馬鹿騒ぎ
32 いつものところにツケますよ
「それでは、現在逃亡中の5人の行方です。」

右手の人差し指を立てた男は、得意げに笑って一枚の書類を分厚いファイルから取り出した。わたしが読みやすいように向きを変え、トントンと指で突いてみせた先には、乱雑な字でルノラータとメモ書きがしてあった。

「これが現段階でうちの会社に届いている情報です。これから事態が変わることも十分にありますのでどうかその点は悪しからず。」
「問題ないわ」
「潜伏場所はハドソン川付近の廃工場。いくつかあるうちのどこかに5人がいるとの情報です」
「どこかって随分曖昧ね」
「彼らも点々としていまして、最初はNJの中をぐるぐると巡っていたようですがいきなり路線変更をしましてね。マンハッタンに入ったところまでは完璧に足が取れていたのですが…。」
「そう。でも、いまもその辺りから動いてはないのよね?」
「おそらく。ただ、」
「ただ?」
「工場のひとつが不良の溜まり場になっているようでして。」
「数は?」
「詳しい数は把握しておりませんが軽く10は居るかと。」
「ふうん。この時代だもの不良なんてどこにでもいるわ」



警察のお世話にならないよう静かに任務を遂行するには不良たちを巻き込まなきゃ良い話だし、10くらいいたところで別になにか困ることもない。少し"眠って"いてもらえばいい話だものね。

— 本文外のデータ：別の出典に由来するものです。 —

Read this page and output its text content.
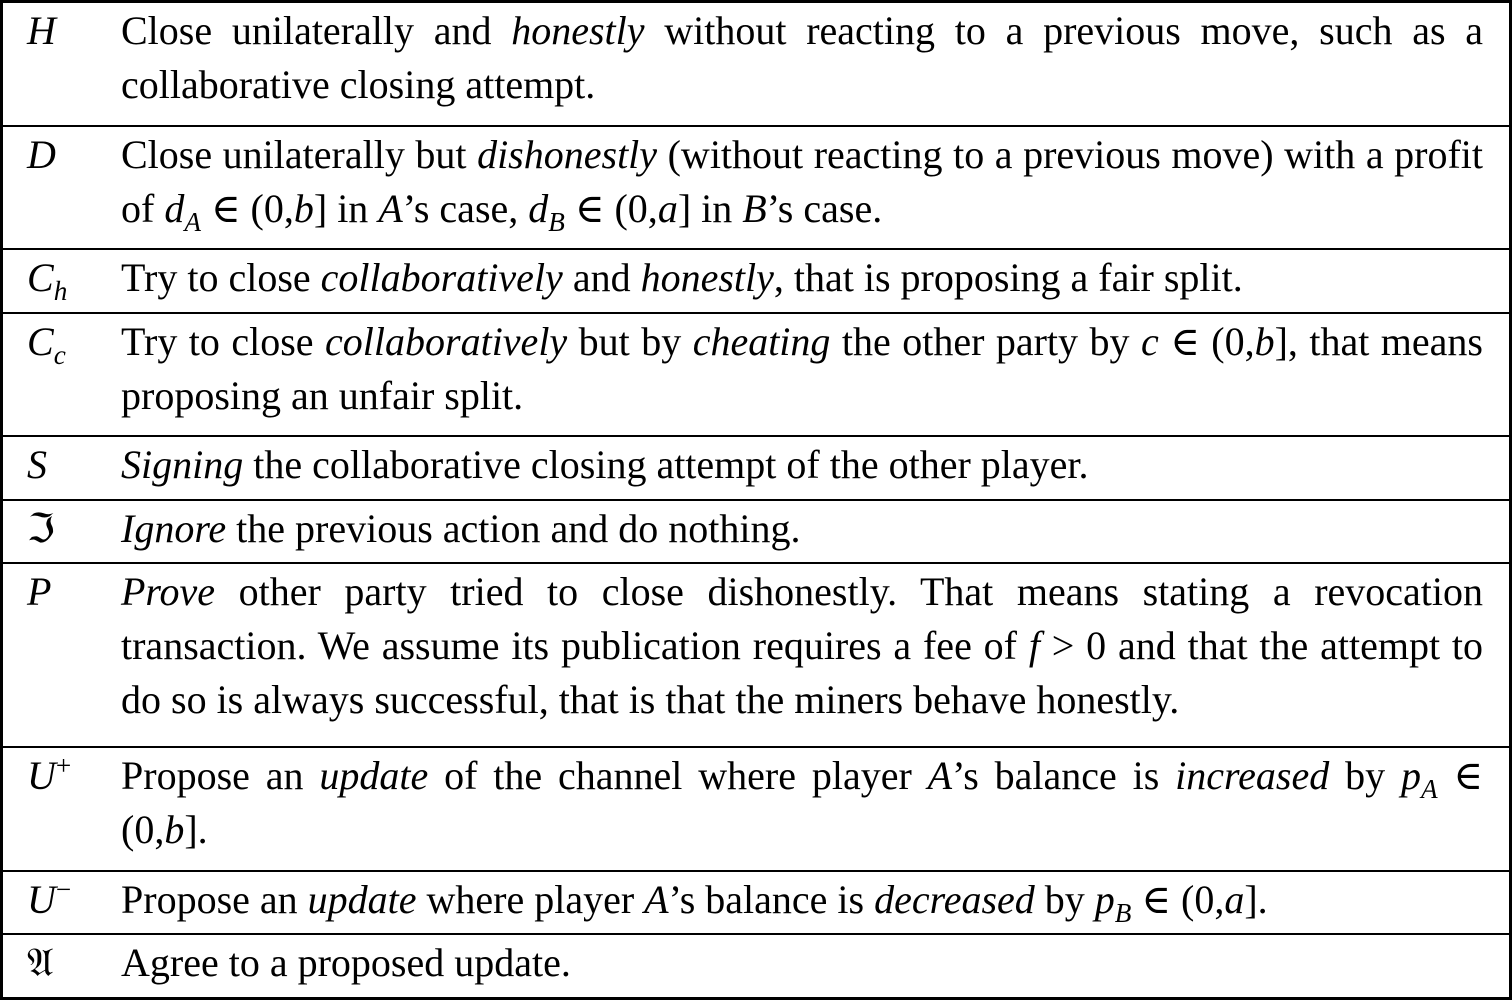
H	Close unilaterally and honestly without reacting to a previous move, such as a collaborative closing attempt.
D	Close unilaterally but dishonestly (without reacting to a previous move) with a profit of $d_A$ ∈ (0,b] in A’s case, $d_B$ ∈ (0,a] in B’s case.
$C_h$	Try to close collaboratively and honestly, that is proposing a fair split.
$C_c$	Try to close collaboratively but by cheating the other party by c ∈ (0,b], that means proposing an unfair split.
S	Signing the collaborative closing attempt of the other player.
ℑ	Ignore the previous action and do nothing.
P	Prove other party tried to close dishonestly. That means stating a revocation transaction. We assume its publication requires a fee of f > 0 and that the attempt to do so is always successful, that is that the miners behave honestly.
U+	Propose an update of the channel where player A’s balance is increased by $p_A$ ∈ (0,b].
U−	Propose an update where player A’s balance is decreased by $p_B$ ∈ (0,a].
𝔄	Agree to a proposed update.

「それもそうですね。では、一応言っておきますがそれのリーダーは少々厄介ですよ。大きなレンチを持った変人です。」
「変人、ねえ・・・」

自分自身、一般の人間とは違う体をしているんだし、性格が変だろうとそれは所詮人間だ。クレアくらいのやつじゃないとそこまで困らないと思う。

「平気よ、それくらい。」
「そうでしょうねえ」
「……これくらい聞ければ十分ね。代金はさっき言ったようにルノラータに回してくれる?」
「かしこまりました。」
「それじゃあ。」

くるり、と方向を変えDD社を後にしようとすると、男に声をかけられる。

「なにか?」
「またお待ちしていますよ。今度は、゛あなたの本当に欲しい情報゛をちゃんと揃えておきますから」


ね、魔女さん?、と男はうすく目を開いて笑う。

ああ、ほんと。こういう奴ってとっても苦手。